Em cinco anos, Argentina aumenta em 489% concessão de vistos de residência para estrangeiros
Em cinco anos, Argentina aumenta em 489% concessão de vistos de residência para estrangeiros
Quando a antropóloga norte-americana Gina Gattone, 34 anos, visitou pela segunda vez Buenos Aires, de férias, conheceu um argentino em um salão de tango, se apaixonou e acabou se casando, em outubro do ano passado. A cerimônia foi realizada em terras portenhas, onde mora desde janeiro de 2006.

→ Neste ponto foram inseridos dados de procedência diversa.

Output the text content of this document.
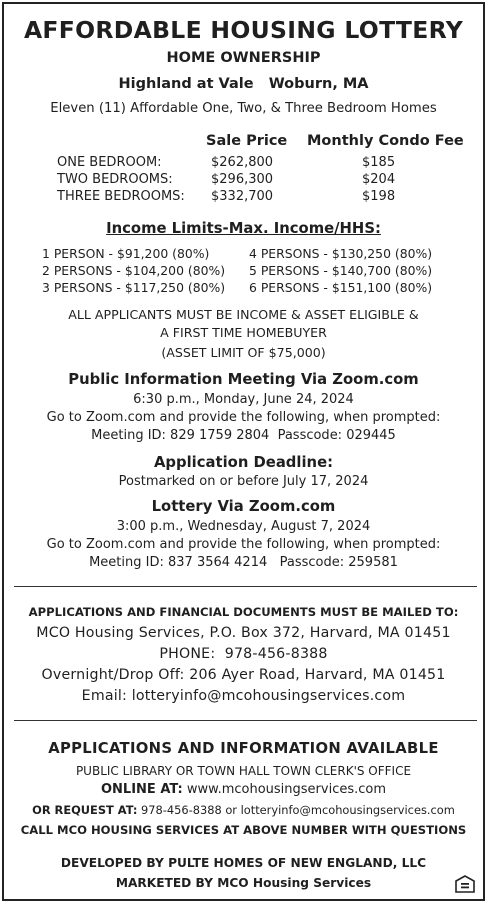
AFFORDABLE HOUSING LOTTERY
HOME OWNERSHIP
Highland at Vale   Woburn, MA
Eleven (11) Affordable One, Two, & Three Bedroom Homes
Sale Price Monthly Condo Fee
ONE BEDROOM:	$262,800	$185
TWO BEDROOMS:	$296,300	$204
THREE BEDROOMS: $332,700	$198
Income Limits-Max. Income/HHS:
1 PERSON - $91,200 (80%)
2 PERSONS - $104,200 (80%)
3 PERSONS - $117,250 (80%)
4 PERSONS - $130,250 (80%)
5 PERSONS - $140,700 (80%)
6 PERSONS - $151,100 (80%)
ALL APPLICANTS MUST BE INCOME & ASSET ELIGIBLE &
A FIRST TIME HOMEBUYER
(ASSET LIMIT OF $75,000)
Public Information Meeting Via Zoom.com
6:30 p.m., Monday, June 24, 2024
Go to Zoom.com and provide the following, when prompted:
Meeting ID: 829 1759 2804  Passcode: 029445
Application Deadline:
Postmarked on or before July 17, 2024
Lottery Via Zoom.com
3:00 p.m., Wednesday, August 7, 2024
Go to Zoom.com and provide the following, when prompted:
Meeting ID: 837 3564 4214   Passcode: 259581
APPLICATIONS AND FINANCIAL DOCUMENTS MUST BE MAILED TO:
MCO Housing Services, P.O. Box 372, Harvard, MA 01451
PHONE:  978-456-8388
Overnight/Drop Off: 206 Ayer Road, Harvard, MA 01451
Email: lotteryinfo@mcohousingservices.com
APPLICATIONS AND INFORMATION AVAILABLE
PUBLIC LIBRARY OR TOWN HALL TOWN CLERK'S OFFICE
ONLINE AT: www.mcohousingservices.com
OR REQUEST AT: 978-456-8388 or lotteryinfo@mcohousingservices.com
CALL MCO HOUSING SERVICES AT ABOVE NUMBER WITH QUESTIONS
DEVELOPED BY PULTE HOMES OF NEW ENGLAND, LLC
MARKETED BY MCO Housing Services
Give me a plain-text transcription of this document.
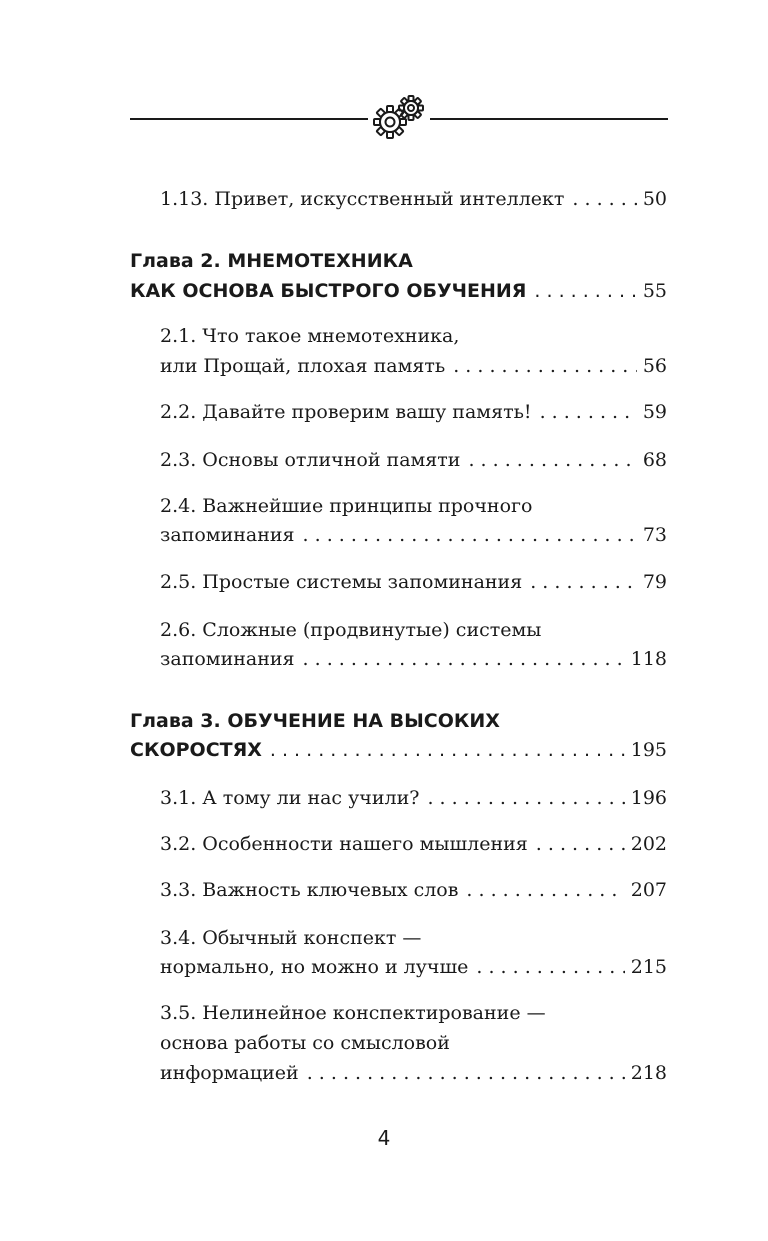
1.13. Привет, искусственный интеллект . . .	50
Глава 2. МНЕМОТЕХНИКА
КАК ОСНОВА БЫСТРОГО ОБУЧЕНИЯ . . .	55
2.1. Что такое мнемотехника,
или Прощай, плохая память . . .	56
2.2. Давайте проверим вашу память! . . .	59
2.3. Основы отличной памяти . . .	68
2.4. Важнейшие принципы прочного
запоминания . . .	73
2.5. Простые системы запоминания . . .	79
2.6. Сложные (продвинутые) системы
запоминания . . .	118
Глава 3. ОБУЧЕНИЕ НА ВЫСОКИХ
СКОРОСТЯХ . . .	195
3.1. А тому ли нас учили? . . .	196
3.2. Особенности нашего мышления . . .	202
3.3. Важность ключевых слов . . .	207
3.4. Обычный конспект —
нормально, но можно и лучше . . .	215
3.5. Нелинейное конспектирование —
основа работы со смысловой
информацией . . .	218
4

A história de Gina é igual a de muitos outros estrangeiros, que todos os anos engrossam a fatia de imigrantes que se casam na capital argentina. Dados da Direção Geral de Estatística e Censos do Ministério da Fazenda do governo de Buenos Aires revelam que, no ano de 2009, quase 25% dos matrimônios realizados eram entre dois estrangeiros ou entre argentinos e outra pessoa não-nativa.
Os índices refletem o aumento da presença imigrante no país vizinho, que escolhe, em sua maioria, instalar-se na capital. O número de radicações na Argentina também revela essa tendência ascendente. As residências tramitadas pela Direção Nacional de Migrações passaram de 37.519, em 2004, para 221.212, em 2009, representando um crescimento de 489%. Ao todo, 736.646 estrangeiros passaram a residir no país nos últimos cinco anos.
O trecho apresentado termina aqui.